Reading Dremio's parquet files from python


Over the last year, I’ve been successfully generating parquet from from python and issuing queries on them using Dremio, all this works perfectly.

However some of these tables are large denormalized files and take forever to create in python. I was considering delegating the file creation to Dremio, and was hoping to be able to read them back both from Dremio and python.

Hence I’ve created a table from Dremio using

This generates a folder CTAS_V_COUNTRY on the filesystem, which contains two files : 0_0_0.parquet and 0_0_0.parquet.crc

I was hoping to read back the file using pyarrow. I can access the schema and the metadata using
f = pq.ParquetFile(os.path.join(ctas_path, ‘CTAS_V_COUNTRY’, ‘0_0_0.parquet’))
f.metadata, f.schema

However, reading the file
pq.read_table(os.path.join(ctas_path, ‘CTAS_V_COUNTRY’, ‘0_0_0.parquet’))
fails and yields the following error
ArrowIOError: Couldn’t deserialize thrift: TProtocolException: Invalid data
Deserializing page header failed.

Of course, I could read the file using pyodbc, but this is painfully slow. I was hoping that the the newer Flight api could help, but I couldn’t make what you refer to in your blog work :

import pyarrow.flight as flt
c = flt.FlightClient.connect(“localhost”, 47470)

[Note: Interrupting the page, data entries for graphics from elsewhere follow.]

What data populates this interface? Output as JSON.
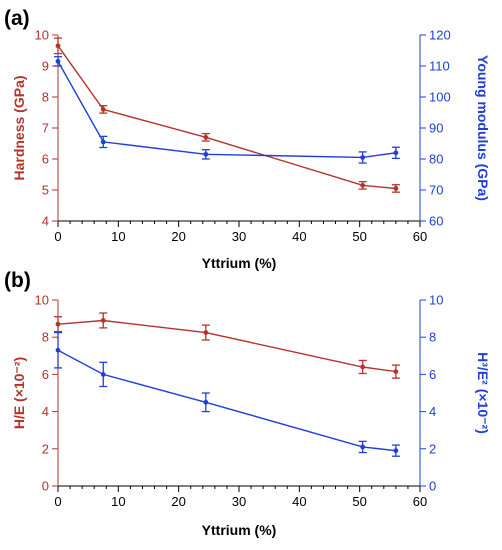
{
  "chart_data": [
    {
      "type": "line",
      "panel_label": "(a)",
      "xlabel": "Yttrium (%)",
      "xlim": [
        0,
        60
      ],
      "x_ticks": [
        "0",
        "10",
        "20",
        "30",
        "40",
        "50",
        "60"
      ],
      "ylabel_left": "Hardness (GPa)",
      "ylim_left": [
        4,
        10
      ],
      "y_ticks_left": [
        "4",
        "5",
        "6",
        "7",
        "8",
        "9",
        "10"
      ],
      "ylabel_right": "Young modulus (GPa)",
      "ylim_right": [
        60,
        120
      ],
      "y_ticks_right": [
        "60",
        "70",
        "80",
        "90",
        "100",
        "110",
        "120"
      ],
      "grid": false,
      "left_color": "#b5332a",
      "right_color": "#1f3fd8",
      "series": [
        {
          "axis": "left",
          "color": "#b5332a",
          "x": [
            0,
            7.5,
            24.5,
            50.5,
            56
          ],
          "y": [
            9.65,
            7.6,
            6.7,
            5.15,
            5.05
          ],
          "err": [
            0.25,
            0.12,
            0.12,
            0.12,
            0.12
          ]
        },
        {
          "axis": "right",
          "color": "#1f3fd8",
          "x": [
            0,
            7.5,
            24.5,
            50.5,
            56
          ],
          "y": [
            111.5,
            85.5,
            81.5,
            80.5,
            82
          ],
          "err": [
            1.5,
            1.8,
            1.5,
            1.8,
            1.8
          ]
        }
      ]
    },
    {
      "type": "line",
      "panel_label": "(b)",
      "xlabel": "Yttrium (%)",
      "xlim": [
        0,
        60
      ],
      "x_ticks": [
        "0",
        "10",
        "20",
        "30",
        "40",
        "50",
        "60"
      ],
      "ylabel_left": "H/E (×10⁻²)",
      "ylim_left": [
        0,
        10
      ],
      "y_ticks_left": [
        "0",
        "2",
        "4",
        "6",
        "8",
        "10"
      ],
      "ylabel_right": "H³/E² (×10⁻²)",
      "ylim_right": [
        0,
        10
      ],
      "y_ticks_right": [
        "0",
        "2",
        "4",
        "6",
        "8",
        "10"
      ],
      "grid": false,
      "left_color": "#b5332a",
      "right_color": "#1f3fd8",
      "series": [
        {
          "axis": "left",
          "color": "#b5332a",
          "x": [
            0,
            7.5,
            24.5,
            50.5,
            56
          ],
          "y": [
            8.7,
            8.9,
            8.25,
            6.4,
            6.15
          ],
          "err": [
            0.4,
            0.4,
            0.4,
            0.35,
            0.35
          ]
        },
        {
          "axis": "right",
          "color": "#1f3fd8",
          "x": [
            0,
            7.5,
            24.5,
            50.5,
            56
          ],
          "y": [
            7.3,
            6.0,
            4.5,
            2.1,
            1.9
          ],
          "err": [
            0.95,
            0.65,
            0.5,
            0.3,
            0.3
          ]
        }
      ]
    }
  ]
}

TypeError: expected bytes, int found

I’m not too sure how to pass the port, and which port I should give, anyway I have guessed wrong since using
c = flt.FlightClient.connect(“localhost”, (47470).to_bytes(2, byteorder=‘big’))
later fails on
fi = c.get_flight_info(fd)
ArrowIOError: gRPC failed with error code 14 and message: DNS resolution failed

What would be your recommendation to achieve this objective of creating parquet using Dremio and reading it back fast in python (both Dremio and my python code run on the same server) ?

Thanks for your help,

PS : I use Dremio 3.1.11-201904261857420193-c674472 and pyarrow 0.14.0

You should try

c = flight.FlightClient.connect(‘grpc+tcp://localhost:47470’)